Throughout, let $X$ be a noetherian, integral, normal scheme.
My first confusion is precisely what is meant by rational section. Most sources just define it as "a section of $\mathcal{L}$ defined over a dense open subset". This seems to just be the definition of an element of the stalk of $\mathcal{L}$ at the generic point. Is there a reason they don't just define it this way, or is it somehow different?
In the case that $\mathcal{L}$ is just the structure sheaf, then a rational section is just a non-zero element of the quotient field of any affine open subset, call it $f \in K^{*}(X)$. Then if $Y$ is a prime Weil divisor with generic point $\eta$, then the local ring $\mathcal{O}_{\eta} \subseteq K^{*}(X)$ is a DVR and we obtain a valuation corresponding to it.
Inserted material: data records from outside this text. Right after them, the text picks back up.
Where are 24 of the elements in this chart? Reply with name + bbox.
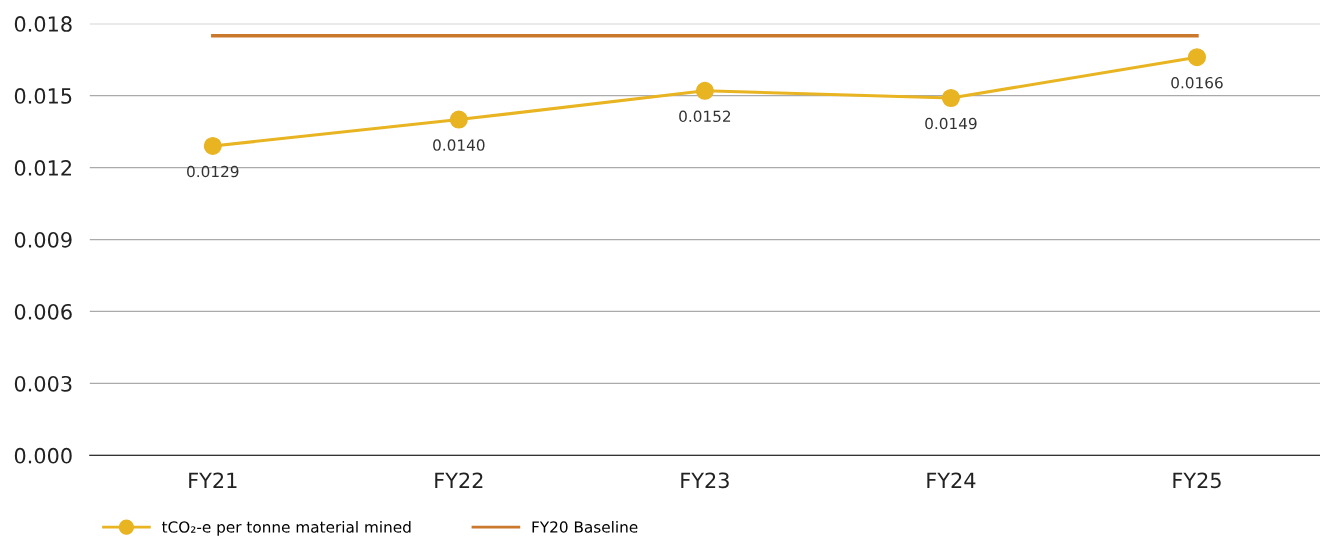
y-tick-label: 0.009 [14, 231, 72, 248]
point [449, 110, 468, 129]
y-tick-label: 0.015 [14, 88, 72, 104]
data-label: 0.0129 [187, 165, 239, 178]
point [203, 136, 222, 156]
y-tick-label: 0.006 [14, 303, 72, 320]
data-label: 0.0152 [679, 110, 731, 123]
point [941, 88, 960, 108]
x-tick-label: FY25 [1173, 472, 1221, 489]
data-label: 0.0166 [1171, 76, 1223, 89]
legend-label: tCO₂-e per tonne material mined [161, 520, 411, 536]
x-tick-label: FY24 [927, 472, 976, 488]
data-label: 0.0149 [925, 117, 977, 130]
data-label: 0.0140 [433, 139, 485, 151]
y-tick-label: 0.012 [14, 160, 72, 176]
x-tick-label: FY23 [681, 472, 729, 489]
y-tick-label: 0.018 [14, 16, 72, 32]
point [1187, 48, 1207, 67]
y-tick-label: 0.000 [14, 447, 72, 464]
point [695, 81, 714, 100]
x-tick-label: FY22 [435, 472, 483, 488]
y-tick-label: 0.003 [14, 375, 72, 392]
x-tick-label: FY21 [189, 472, 237, 488]
legend-label: FY20 Baseline [532, 520, 638, 533]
I am having trouble reducing the invertible sheaf case to this.
Let $(\mathcal{L}, s)$ be an invertible sheaf and rational section (which I am assuming is just an element of the stalk of $\mathcal{L}$ at the generic point of $X$). Now if $Y$ is again a prime Weil divisor with generic point $\eta$, we can choose a trivialising open neighbourhood $U \ni \eta$ with trivialisation $$ \psi: \mathcal{L}|_{U} \longrightarrow \mathcal{O}_{U}. $$ But it is not clear where to go from here. I want to somehow transport the element of the stalk of $\mathcal{L}$ to an element of the stalk of $\mathcal{O}_{U}$. So do I just take the colimit of this trivliaisation over open subsets inside $U$? Can someone walk me through this process in detail, because I find a lot of resources just seem to handwave and say something like "just transport the rational section" and it isn't clear to me what that means in rigorous terms.